Esta combinación de trama histórica y argumento alterado por la censura dio origen, sin embargo, a una obra verdaderamente maestra en lo que a música operística se refiere. El genio de Verdi resplandece en sus largas y apasionadas melodías, en la agilidad de sus ritmos y en su vigor expresivo, apoyada en una variada orquestación. Todas las situaciones del libreto, aún las más obvias y hasta ingenuas, se deslizan sin choque alguno ante el auditor por la magia del clima sonoro que rodea a los personajes y situaciones. Tal vigor musical como que pide una acción escénica que le corresponda. No siempre se logró, porque los intérpretes tienen ante sí problemas muy serios en su desempeño vocal. En el cuadro de cantantes destacó la imponente figura de Ulrica, la mezzo Barbara Dever, que aparece sólo en el segundo acto, pero que por su impresionante calidad vocal y juego escénico ganó el mejor aplauso de la noche. Dueña de un registro de rara homogeneidad, cumple a maravilla con lo escrito por Verdi, que tenía por esta voz femenina un afecto especial (Azucena, Amneris). Lo exagerado de sus recursos escénicos, siguiendo los golpes de la orquesta, no quitan mérito a su capacidad interpretativa. Amelia fue dada a la soprano Audrey Stottler, con una voluminosa y cálida voz que, ojalá, se completase con mayor despliegue escénico en su rol, de por sí exigente por los encontrados cambios anímicos que necesita afrontar. El Conde estuvo a cargo del tenor Walter Fraccaro, cuyo material no luce parejo en el paso del centro al agudo, pero que tiene el brillo necesario para dar relieve a las escenas, arias y dúos que debe compartir. Su desempeño fue en ascenso a lo largo de la función. El timbre oscuro del barítono Barry Anderson, como Renato, en un comienzo algo oscilante, fue también ganando convicción en sus arias y escenas de conjunto, que son favoritas del público operístico. Con mucho dinamismo se trazó el rol del Paje, a cargo de Elizabeth Vidal, soprano francesa a quien correspondió lucir en las primeras escenas y en el baile, con una coloratura no siempre justa en la afinación. Roles complementarios importantes fueron los de los bajos Rodrigo Navarrete y Mario del Río, dúo de conspiradores que pudo ser mejor trabajado en su interesante parte. Pablo Oyanedel y Ricardo Iturra completaron eficientemente el reparto.

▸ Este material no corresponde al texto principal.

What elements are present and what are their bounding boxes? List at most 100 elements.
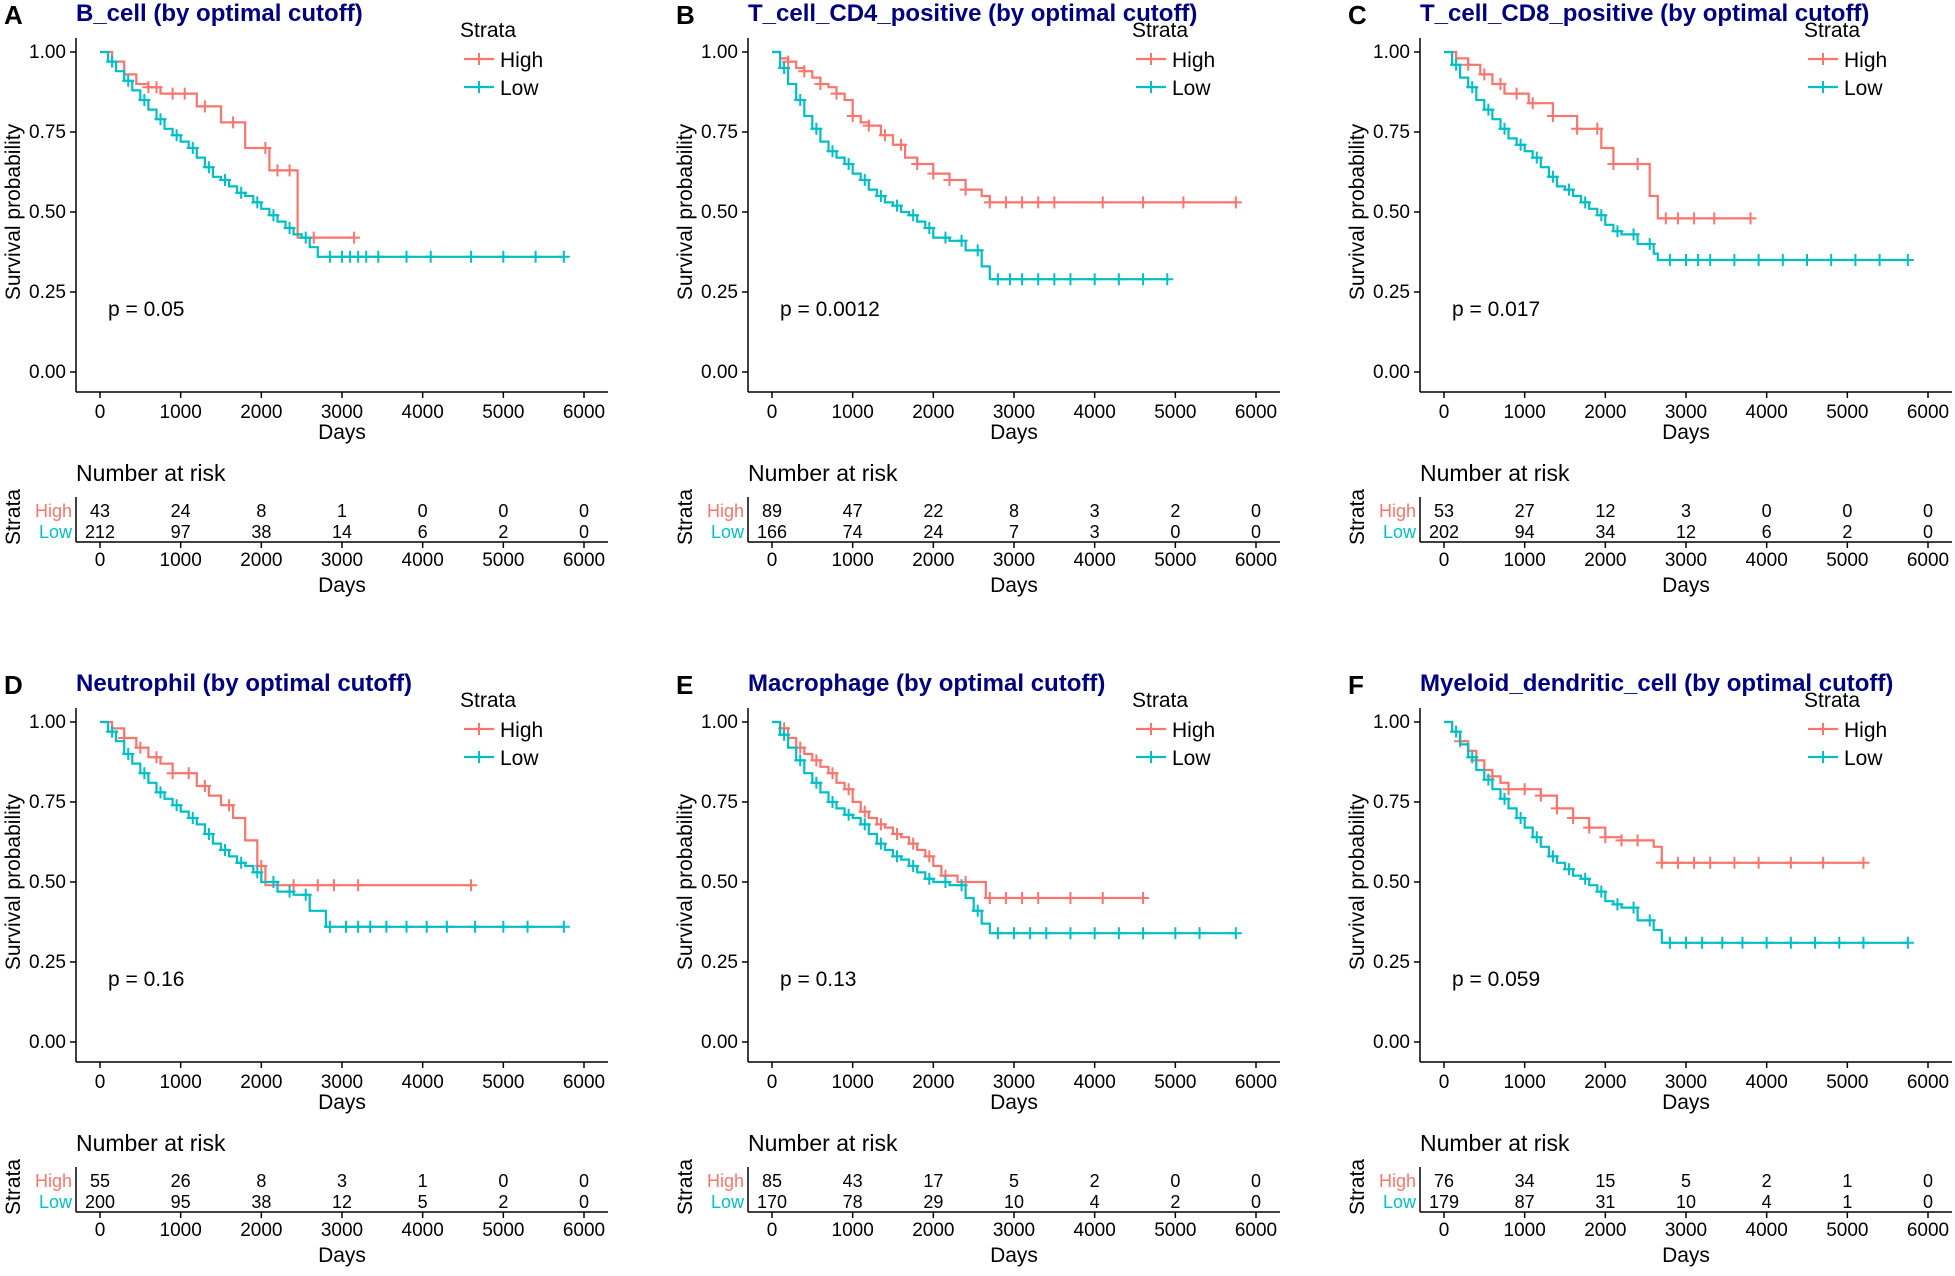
censor-mark-high: [150, 81, 163, 94]
survival-curve-low: [772, 720, 1236, 935]
censor-mark-low: [106, 55, 119, 68]
legend-title: Strata: [1804, 19, 1860, 42]
risk-x-tick-label: 0: [767, 1220, 778, 1241]
censor-mark-high: [874, 818, 887, 831]
censor-mark-low: [372, 250, 385, 263]
censor-mark-low: [380, 920, 393, 933]
risk-count-high: 26: [171, 1171, 191, 1191]
risk-count-low: 0: [1170, 522, 1180, 542]
risk-table-ylabel: Strata: [674, 489, 697, 545]
risk-count-high: 0: [1762, 501, 1772, 521]
censor-mark-low: [1563, 183, 1576, 196]
censor-mark-low: [842, 158, 855, 170]
risk-count-high: 0: [1251, 1171, 1261, 1191]
legend-marker-low: [1145, 751, 1157, 763]
legend-label-high: High: [1172, 719, 1215, 742]
risk-x-tick-label: 4000: [1074, 550, 1116, 571]
risk-table-title: Number at risk: [748, 1130, 898, 1156]
panel-e: E Macrophage (by optimal cutoff) 0.00 0.25 0…: [674, 670, 1280, 1267]
y-tick-label: 0.00: [701, 362, 738, 383]
censor-mark-high: [150, 751, 163, 764]
censor-mark-low: [1611, 225, 1624, 238]
censor-mark-high: [1096, 196, 1109, 209]
censor-mark-high: [1704, 856, 1717, 869]
censor-mark-low: [154, 786, 167, 799]
censor-mark-high: [943, 174, 956, 186]
risk-x-tick-label: 1000: [160, 1220, 202, 1241]
legend-marker-low: [473, 81, 485, 93]
risk-x-tick-label: 6000: [1907, 550, 1949, 571]
censor-mark-low: [1546, 850, 1559, 863]
censor-mark-high: [1032, 196, 1045, 209]
legend-label-high: High: [1844, 49, 1887, 72]
risk-count-high: 0: [1923, 501, 1933, 521]
censor-mark-low: [1663, 936, 1676, 949]
censor-mark-low: [352, 920, 365, 933]
risk-x-tick-label: 3000: [321, 1220, 363, 1241]
censor-mark-high: [911, 158, 924, 170]
x-tick-label: 2000: [1584, 402, 1626, 423]
risk-count-high: 5: [1009, 1171, 1019, 1191]
censor-mark-high: [1032, 892, 1045, 904]
censor-mark-low: [1809, 936, 1822, 949]
censor-mark-low: [1833, 936, 1846, 949]
censor-mark-low: [557, 920, 570, 933]
censor-mark-low: [1498, 792, 1511, 805]
legend-marker-low: [473, 751, 485, 763]
survival-curve-high: [1444, 720, 1864, 864]
censor-mark-low: [400, 920, 413, 933]
x-tick-label: 5000: [1154, 1072, 1196, 1093]
y-tick-label: 1.00: [29, 712, 66, 733]
panel-title: T_cell_CD8_positive (by optimal cutoff): [1420, 0, 1869, 27]
censor-mark-low: [283, 885, 296, 898]
risk-row-label-high: High: [1379, 501, 1416, 521]
risk-count-high: 53: [1434, 501, 1454, 521]
risk-row-label-high: High: [707, 1171, 744, 1191]
x-tick-label: 4000: [402, 1072, 444, 1093]
censor-mark-low: [1498, 122, 1511, 135]
risk-x-tick-label: 6000: [563, 550, 605, 571]
risk-count-high: 2: [1762, 1171, 1772, 1191]
risk-count-low: 29: [923, 1192, 943, 1212]
legend-label-low: Low: [1844, 747, 1883, 770]
x-tick-label: 2000: [240, 1072, 282, 1093]
risk-x-tick-label: 5000: [482, 550, 524, 571]
censor-mark-high: [1591, 122, 1604, 135]
y-axis-title: Survival probability: [2, 793, 25, 970]
risk-count-high: 0: [498, 501, 508, 521]
survival-curve-high: [772, 720, 1144, 900]
censor-mark-high: [814, 78, 827, 90]
risk-count-low: 0: [1251, 522, 1261, 542]
legend-marker-high: [1817, 723, 1829, 735]
p-value: p = 0.13: [780, 968, 856, 991]
x-tick-label: 3000: [321, 1072, 363, 1093]
censor-mark-low: [1692, 254, 1705, 266]
risk-count-high: 24: [171, 501, 191, 521]
censor-mark-low: [1169, 927, 1182, 940]
censor-mark-low: [923, 872, 936, 885]
x-tick-label: 2000: [240, 402, 282, 423]
censor-mark-low: [842, 808, 855, 821]
risk-table-ylabel: Strata: [1346, 1159, 1369, 1215]
legend-label-low: Low: [1844, 77, 1883, 100]
x-tick-label: 5000: [1154, 402, 1196, 423]
censor-mark-high: [782, 55, 795, 68]
x-tick-label: 2000: [912, 1072, 954, 1093]
risk-count-high: 0: [418, 501, 428, 521]
risk-table-title: Number at risk: [76, 460, 226, 486]
y-tick-label: 0.25: [29, 952, 66, 973]
legend-label-high: High: [500, 49, 543, 72]
y-tick-label: 0.75: [1373, 792, 1410, 813]
risk-count-low: 166: [757, 522, 787, 542]
risk-count-high: 34: [1515, 1171, 1535, 1191]
censor-mark-high: [1137, 892, 1150, 904]
risk-table-title: Number at risk: [76, 1130, 226, 1156]
risk-x-tick-label: 2000: [912, 550, 954, 571]
p-value: p = 0.05: [108, 298, 184, 321]
risk-count-low: 2: [1842, 522, 1852, 542]
censor-mark-high: [1688, 856, 1701, 869]
censor-mark-low: [340, 920, 353, 933]
censor-mark-low: [170, 799, 183, 812]
risk-count-low: 0: [1923, 1192, 1933, 1212]
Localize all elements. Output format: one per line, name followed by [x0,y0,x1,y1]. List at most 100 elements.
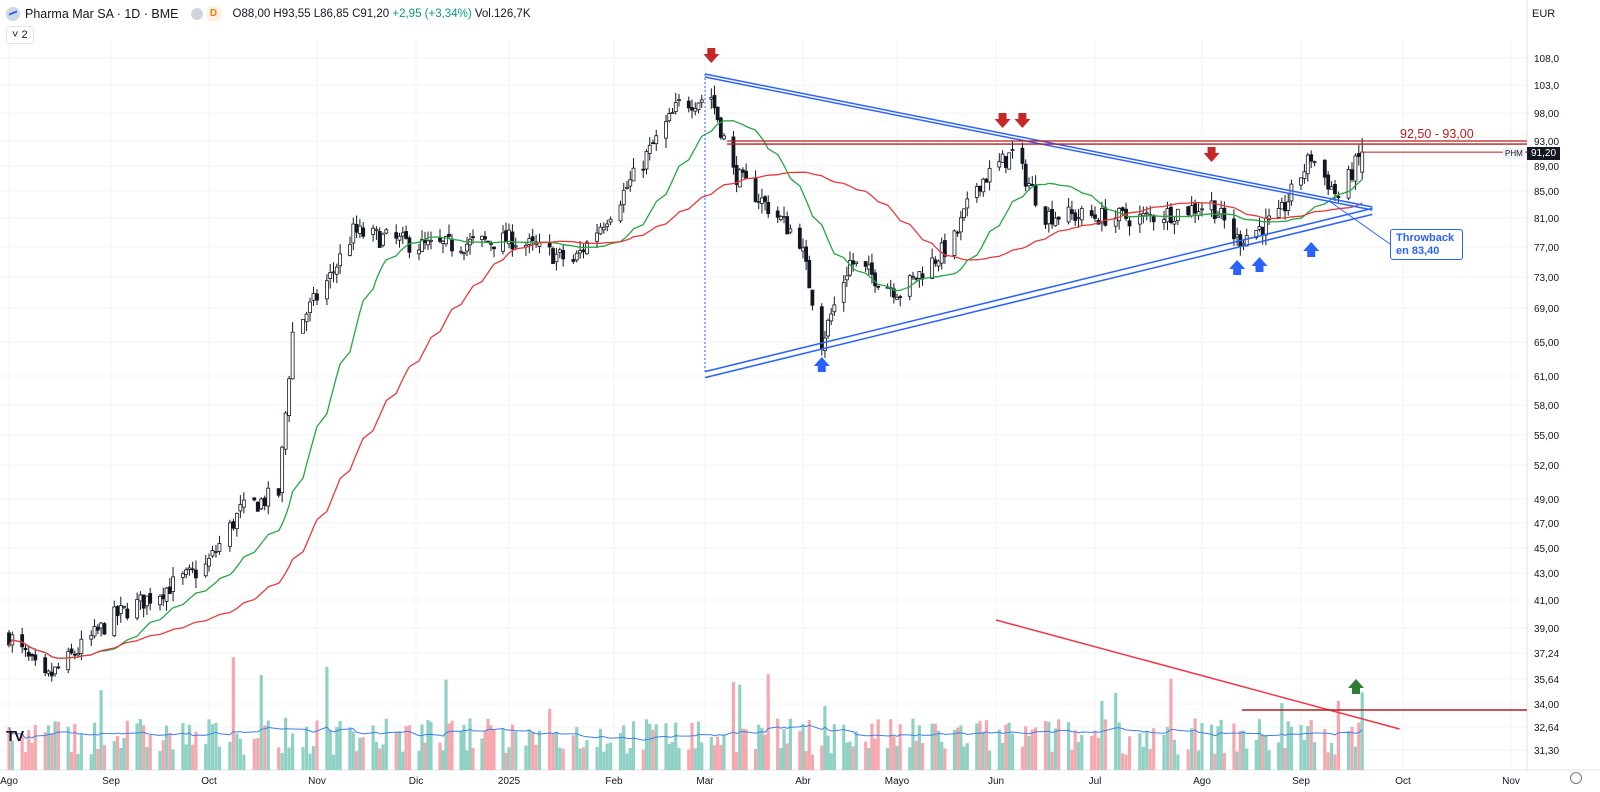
volume-bar [598,728,603,770]
volume-bar [492,729,496,770]
last-price-tag: 91,20 [1527,147,1560,160]
candle-body [1286,201,1291,211]
candle-body [778,216,783,220]
volume-bar [27,730,31,770]
candle-body [801,247,805,252]
volume-bar [1336,700,1340,770]
time-tick-label: Jun [988,776,1004,787]
candle-body [848,260,852,276]
volume-bar [534,744,538,770]
volume-bar [23,752,28,770]
volume-bar [89,754,93,770]
volume-bar [1302,740,1306,770]
volume-bar [507,747,511,770]
volume-bar [670,741,675,770]
candle-body [161,594,166,600]
volume-bar [1277,742,1281,770]
candle-body [1299,177,1303,186]
candle-body [997,161,1002,168]
volume-bar [1165,726,1170,770]
time-tick-label: Sep [1292,776,1310,787]
volume-bar [1267,750,1271,770]
volume-bar [112,741,116,770]
volume-bar [551,732,555,770]
candle-body [1010,149,1015,151]
price-tick-label: 93,00 [1534,137,1559,148]
volume-bar [158,751,162,770]
data-delay-badge[interactable]: D [206,7,221,21]
volume-bar [378,748,382,770]
volume-bar [731,681,736,770]
volume-bar [228,741,232,770]
candle-body [1209,200,1214,211]
candle-body [397,235,402,241]
time-tick-label: Sep [102,776,120,787]
volume-bar [848,741,852,770]
candle-body [180,573,185,578]
resistance-label[interactable]: 92,50 - 93,00 [1400,127,1474,141]
candle-body [1070,209,1074,214]
volume-bar [735,751,739,770]
volume-bar [164,725,169,770]
volume-bar [187,724,191,770]
candle-body [763,196,767,202]
tradingview-logo[interactable]: TV [6,728,24,745]
indicators-toggle[interactable]: ˅ 2 [6,26,34,44]
volume-bar [242,754,246,770]
candle-body [400,232,405,237]
throwback-annotation[interactable]: Throwback en 83,40 [1390,229,1463,260]
candle-body [26,651,31,657]
volume-bar [581,747,586,770]
volume-bar [760,727,764,770]
candle-body [823,337,827,351]
price-tick-label: 32,64 [1534,723,1559,734]
candle-body [1289,183,1294,202]
volume-bar [438,742,442,770]
candle-body [647,144,652,154]
candle-body [1279,202,1284,210]
volume-bar [119,747,123,770]
candle-body [785,216,790,235]
candle-body [92,625,97,637]
up-arrow-icon [1303,242,1320,257]
volume-bar [338,721,342,770]
candle-body [1027,183,1031,187]
volume-bar [804,751,808,770]
candle-body [1007,152,1012,170]
volume-bar [930,723,934,770]
volume-bar [753,748,758,770]
volume-bar [826,735,830,770]
candle-body [255,501,260,512]
time-tick-label: Abr [795,776,811,787]
candle-body [483,236,487,240]
volume-bar [602,751,606,770]
volume-bar [628,747,632,770]
price-tick-label: 39,00 [1534,624,1559,635]
candle-body [184,569,189,575]
candle-body [118,605,123,614]
candle-body [234,512,239,530]
candle-body [1043,206,1048,225]
volume-bar [510,724,514,770]
candle-body [112,606,117,637]
time-tick-label: Ago [0,776,18,787]
volume-bar [308,753,312,770]
candle-body [1360,151,1365,173]
volume-ma-line [8,724,1363,741]
price-tick-label: 98,00 [1534,109,1559,120]
candle-body [381,233,385,246]
symbol-title[interactable]: Pharma Mar SA · 1D · BME [25,7,179,21]
volume-bar [96,748,100,770]
candle-body [1073,212,1078,221]
volume-bar [851,746,855,770]
currency-label[interactable]: EUR [1532,8,1556,20]
candle-body [266,487,271,507]
volume-bar [256,738,260,770]
candle-body [958,217,963,233]
candle-body [1079,208,1084,221]
settings-gear-icon[interactable] [1570,772,1582,784]
candle-body [1172,221,1177,225]
candle-body [462,252,466,255]
candle-body [371,227,376,235]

Personaje decisivo es en esta ópera la orquesta. El conjunto Filarmónico, con la dirección de Miguel Angel Veltri, mantuvo una calidad de sonido de primer orden. Los frecuentes solos en los acompañamientos tuvieron realización acabada, así como los cambios del oscuro ambiente mágico al resplandeciente baile. La conducción de Veltri mantuvo el ritmo del espectáculo, llevándolo de la pasión al regocijo y la tragedia, con una batuta firme en su apoyo a los cantantes. La música, que vive todo el suceder escénico, con una variedad y riqueza melódica que surge con inagotable variedad, es así el fundamento de una ópera bella y difícil, cuyos intérpretes deben buscarse con la mayor estrictez pensando en lo conocida y favorita que es "Un baile de máscaras" en el ambiente operístico nacional.